Mitgetheilt von Julius Schanz.

Auf dem Löbauer Berge blüht in der Johannisnacht eine Blume, herrlich und schön, und wer sie pflückt, wird zum glücklichen Menschen. Der Stengel ist von grünem Smaragd, an dem Blätter von Rubin wachsen, die weithin durch den dunkeln Tannenwald leuchten. Alles aber übertrifft an Pracht ihr Kelch, der aus einem großen Diamant besteht, dessen Glanz den Mond und die Sterne verdunkelt und aus dem liebliche Gesänge emporsteigen, die zauberisch die stille Nacht durchklingen.

Von dieser Wunderblume erzählt man sich folgende Sage. Die Johannisnacht war auch in Löbau mit mancherlei Schwank und Scherz gefeiert worden, die Lichter erloschen allmälig in den Häusern, da trat ein Mädchen aus einer niedrigen Hütte, die einsam am Fuße des Löbauer Berges stand. Mit verweinten Augen blickte sie hinauf zu dem Sternenzelt und seufzte: „Wann wird mein armes Herz Ruhe finden!“ Vater und Mutter und Geliebter waren ihr kurz nach einander gestorben, und sie hatte heute Abend nach alter Sitte ihre Gräber geschmückt und an ihnen gebetet. Da ging sie durch das thauige Gras den Berg hinauf, und vor ihr schwebte ein Irrlicht, dem sie unbewußt folgte. Der Wald wurde immer dichter, die Tannen rauschten traulich in der Einsamkeit. Plötzlich sieht das Mädchen durch die Bäume hellen Glanz schimmern, sie eilt auf die Stelle zu und steht vor der Wunderblume.

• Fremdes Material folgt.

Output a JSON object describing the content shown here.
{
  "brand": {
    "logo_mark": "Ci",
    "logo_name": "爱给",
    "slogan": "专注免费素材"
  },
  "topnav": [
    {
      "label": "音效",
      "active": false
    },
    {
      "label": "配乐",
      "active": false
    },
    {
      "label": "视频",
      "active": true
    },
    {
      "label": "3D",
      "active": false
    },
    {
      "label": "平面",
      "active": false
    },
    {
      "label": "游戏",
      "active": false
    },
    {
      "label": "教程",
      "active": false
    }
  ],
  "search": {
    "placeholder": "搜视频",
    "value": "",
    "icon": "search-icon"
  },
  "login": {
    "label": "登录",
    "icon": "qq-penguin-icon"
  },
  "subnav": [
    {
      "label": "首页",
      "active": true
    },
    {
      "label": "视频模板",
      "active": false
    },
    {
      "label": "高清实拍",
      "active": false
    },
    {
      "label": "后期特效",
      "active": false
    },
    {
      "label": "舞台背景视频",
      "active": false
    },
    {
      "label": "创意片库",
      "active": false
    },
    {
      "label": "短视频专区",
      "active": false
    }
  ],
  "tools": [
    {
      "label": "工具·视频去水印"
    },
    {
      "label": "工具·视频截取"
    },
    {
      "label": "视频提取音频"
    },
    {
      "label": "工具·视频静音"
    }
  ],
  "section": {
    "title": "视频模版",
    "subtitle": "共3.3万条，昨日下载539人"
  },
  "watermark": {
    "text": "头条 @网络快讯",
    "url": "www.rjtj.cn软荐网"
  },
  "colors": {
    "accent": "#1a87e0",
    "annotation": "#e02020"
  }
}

So hatte sie ihr einst ihr Vater geschildert, als sie allabendlich das Köpfchen auf die Hände gestützt, seinen Erzählungen [191] lauschte. Es war ihr, als tönte es aus dem Kelche: „Pflück mich ab, pflück mich ab!“ Und als sie die Blume abgepflückt hatte, erlosch der Glanz derselben und der Wald war wieder dunkel wie zuvor.

Am andern Morgen fanden Kinder, welche Beeren suchten, das Mädchen todt mit gefalteten Händen liegen. Die Blume hatte es zum höchsten Glücke erhoben.[1]


  1. (Pescheck), Gesch. v. Jonsdorf bei Zittau. Zittau 1835. 8. S. 14. berichtet, daß in einen der zwei Löcher des Schalksstein bei Jonsdorf ein Schatz liegen soll, der nur dem beschieden ist, der in der Johannisnacht eine wundervolle Blume auf der Spitze dieses Felsens blühen sieht. Eine wohl neuere Sage erzählt Lyser, Abendl. 1001 N.Bd. X. S. 51 fgg. v. Schalksteine.